Ute Noack

Personal information
- Nationality: Germany
- Born: 27 December 1961 (age 64) Annaberg-Buchholz, East Germany

Sport
- Sport: Skiing

World Cup career
- Seasons: 3 – (1983–1985)
- Indiv. starts: 19
- Indiv. podiums: 0
- Team starts: 3
- Team podiums: 2
- Team wins: 0
- Overall titles: 0 – (6th in 1985)

Medal record
Women's cross-country skiing
Representing East Germany
World Championships
| Bronze medal – third place | 1985 Seefeld | 4 × 5 km relay |

= Ute Noack =

East German cross-country skier (born 1961)

Ute Noack (born 27 December 1961) is a former East German cross-country skier who competed during the 1980s.

Noack was born in Annaberg-Buchholz, Bezirk Karl-Marx-Stadt. She won a bronze medal in the 4 × 5 km relay at the 1985 FIS Nordic World Ski Championships in Seefeld and also finished 11th in the 20 km event at those same championships.

Noack's best finish at the Winter Olympics was eight in the 5 km event at Sarajevo in 1984. Her best individual career finish was fourth twice in 1985.

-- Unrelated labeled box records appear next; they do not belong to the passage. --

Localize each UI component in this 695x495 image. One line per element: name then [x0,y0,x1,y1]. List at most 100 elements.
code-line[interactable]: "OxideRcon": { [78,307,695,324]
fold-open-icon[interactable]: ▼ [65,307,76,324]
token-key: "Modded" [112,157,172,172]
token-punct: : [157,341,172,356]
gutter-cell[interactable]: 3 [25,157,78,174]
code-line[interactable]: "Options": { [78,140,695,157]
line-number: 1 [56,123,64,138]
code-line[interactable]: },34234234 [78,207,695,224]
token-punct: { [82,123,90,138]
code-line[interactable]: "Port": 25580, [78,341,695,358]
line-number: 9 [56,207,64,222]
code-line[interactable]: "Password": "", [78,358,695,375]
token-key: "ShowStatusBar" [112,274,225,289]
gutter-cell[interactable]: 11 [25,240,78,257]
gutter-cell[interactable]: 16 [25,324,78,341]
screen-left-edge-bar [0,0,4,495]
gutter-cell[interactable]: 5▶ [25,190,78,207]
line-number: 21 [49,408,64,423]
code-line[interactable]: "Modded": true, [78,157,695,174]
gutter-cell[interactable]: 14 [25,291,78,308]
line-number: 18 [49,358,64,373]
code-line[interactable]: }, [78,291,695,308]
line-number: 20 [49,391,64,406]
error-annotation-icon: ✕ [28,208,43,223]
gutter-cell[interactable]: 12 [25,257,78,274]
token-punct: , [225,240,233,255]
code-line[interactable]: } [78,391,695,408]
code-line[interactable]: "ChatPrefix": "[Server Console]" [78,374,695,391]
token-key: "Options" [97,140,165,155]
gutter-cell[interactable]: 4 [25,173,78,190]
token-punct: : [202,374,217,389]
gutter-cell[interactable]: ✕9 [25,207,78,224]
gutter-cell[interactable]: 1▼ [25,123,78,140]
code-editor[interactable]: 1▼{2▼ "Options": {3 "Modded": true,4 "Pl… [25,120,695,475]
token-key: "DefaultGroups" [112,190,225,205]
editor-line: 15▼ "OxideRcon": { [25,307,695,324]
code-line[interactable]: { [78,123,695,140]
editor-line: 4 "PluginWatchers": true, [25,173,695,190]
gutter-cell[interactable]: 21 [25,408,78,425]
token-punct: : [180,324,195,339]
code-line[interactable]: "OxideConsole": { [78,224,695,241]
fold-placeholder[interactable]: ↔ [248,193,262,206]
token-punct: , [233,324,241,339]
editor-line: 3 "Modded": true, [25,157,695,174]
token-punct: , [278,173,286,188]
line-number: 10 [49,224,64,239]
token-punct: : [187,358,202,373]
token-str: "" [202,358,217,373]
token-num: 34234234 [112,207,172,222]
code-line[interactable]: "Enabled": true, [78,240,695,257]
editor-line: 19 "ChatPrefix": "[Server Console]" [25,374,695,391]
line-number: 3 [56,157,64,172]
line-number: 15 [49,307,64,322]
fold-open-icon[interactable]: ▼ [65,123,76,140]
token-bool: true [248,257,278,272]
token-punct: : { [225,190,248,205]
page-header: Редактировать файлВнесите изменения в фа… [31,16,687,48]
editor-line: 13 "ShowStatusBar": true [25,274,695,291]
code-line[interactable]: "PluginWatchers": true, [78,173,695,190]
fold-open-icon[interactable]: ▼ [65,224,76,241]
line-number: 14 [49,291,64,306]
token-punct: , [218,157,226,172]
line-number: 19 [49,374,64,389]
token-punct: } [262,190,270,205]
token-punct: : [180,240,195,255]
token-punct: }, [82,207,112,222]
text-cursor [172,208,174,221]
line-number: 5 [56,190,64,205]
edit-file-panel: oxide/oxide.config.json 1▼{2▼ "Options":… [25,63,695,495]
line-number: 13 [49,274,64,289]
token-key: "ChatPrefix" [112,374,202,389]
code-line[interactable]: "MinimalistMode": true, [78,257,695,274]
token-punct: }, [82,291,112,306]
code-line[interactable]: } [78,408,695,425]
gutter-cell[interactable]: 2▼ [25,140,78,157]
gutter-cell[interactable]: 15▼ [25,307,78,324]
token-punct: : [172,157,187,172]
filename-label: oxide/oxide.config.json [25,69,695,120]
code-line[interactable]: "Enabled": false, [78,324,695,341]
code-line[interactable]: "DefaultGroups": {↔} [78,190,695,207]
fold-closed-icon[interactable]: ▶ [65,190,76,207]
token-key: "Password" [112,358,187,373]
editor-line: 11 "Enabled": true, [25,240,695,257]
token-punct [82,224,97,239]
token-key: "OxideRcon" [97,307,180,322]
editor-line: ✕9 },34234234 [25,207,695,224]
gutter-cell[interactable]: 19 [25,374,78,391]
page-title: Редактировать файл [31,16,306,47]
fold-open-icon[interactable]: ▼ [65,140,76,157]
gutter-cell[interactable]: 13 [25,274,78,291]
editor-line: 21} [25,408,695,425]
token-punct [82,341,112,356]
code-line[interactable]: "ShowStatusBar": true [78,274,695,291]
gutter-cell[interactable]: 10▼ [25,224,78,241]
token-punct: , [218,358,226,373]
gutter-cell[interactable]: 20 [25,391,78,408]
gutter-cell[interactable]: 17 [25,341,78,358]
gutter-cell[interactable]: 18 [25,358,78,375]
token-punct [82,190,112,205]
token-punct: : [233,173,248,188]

==Cross-country skiing results==
All results are sourced from the International Ski Federation (FIS).

===Olympic Games===

| Year | Age | 5 km | 10 km | 20 km | 4 × 5 km relay |
|---|---|---|---|---|---|
| 1984 | 22 | 8 | 15 | 18 | 8 |

===World Championships===
- 1 medal – (1 bronze)

| Year | Age | 5 km | 10 km | 20 km | 4 × 5 km relay |
|---|---|---|---|---|---|
| 1985 | 23 | 15 | 17 | 11 | Bronze |

===World Cup===
====Season standings====

| Season | Age | Overall |
|---|---|---|
| 1983 | 22 | 23 |
| 1984 | 23 | 18 |
| 1985 | 24 | 6 |

====Team podiums====

- 2 podiums

| No. | Season | Date | Location | Race | Level | Place | Teammates |
| 1 | 1984–85 | 11 January 1985 | AUT Seefeld, Austria | 4 × 5 km Relay | World Championships^{[1]} | 3rd | Drescher / Nestler / Misersky |
| 2 | 17 March 1985 | NOR Oslo, Norway | 4 × 5 km Relay | World Cup | 3rd | Misersky / Nestler / Opitz |

Note: Until the 1999 World Championships, World Championship races were included in the World Cup scoring system.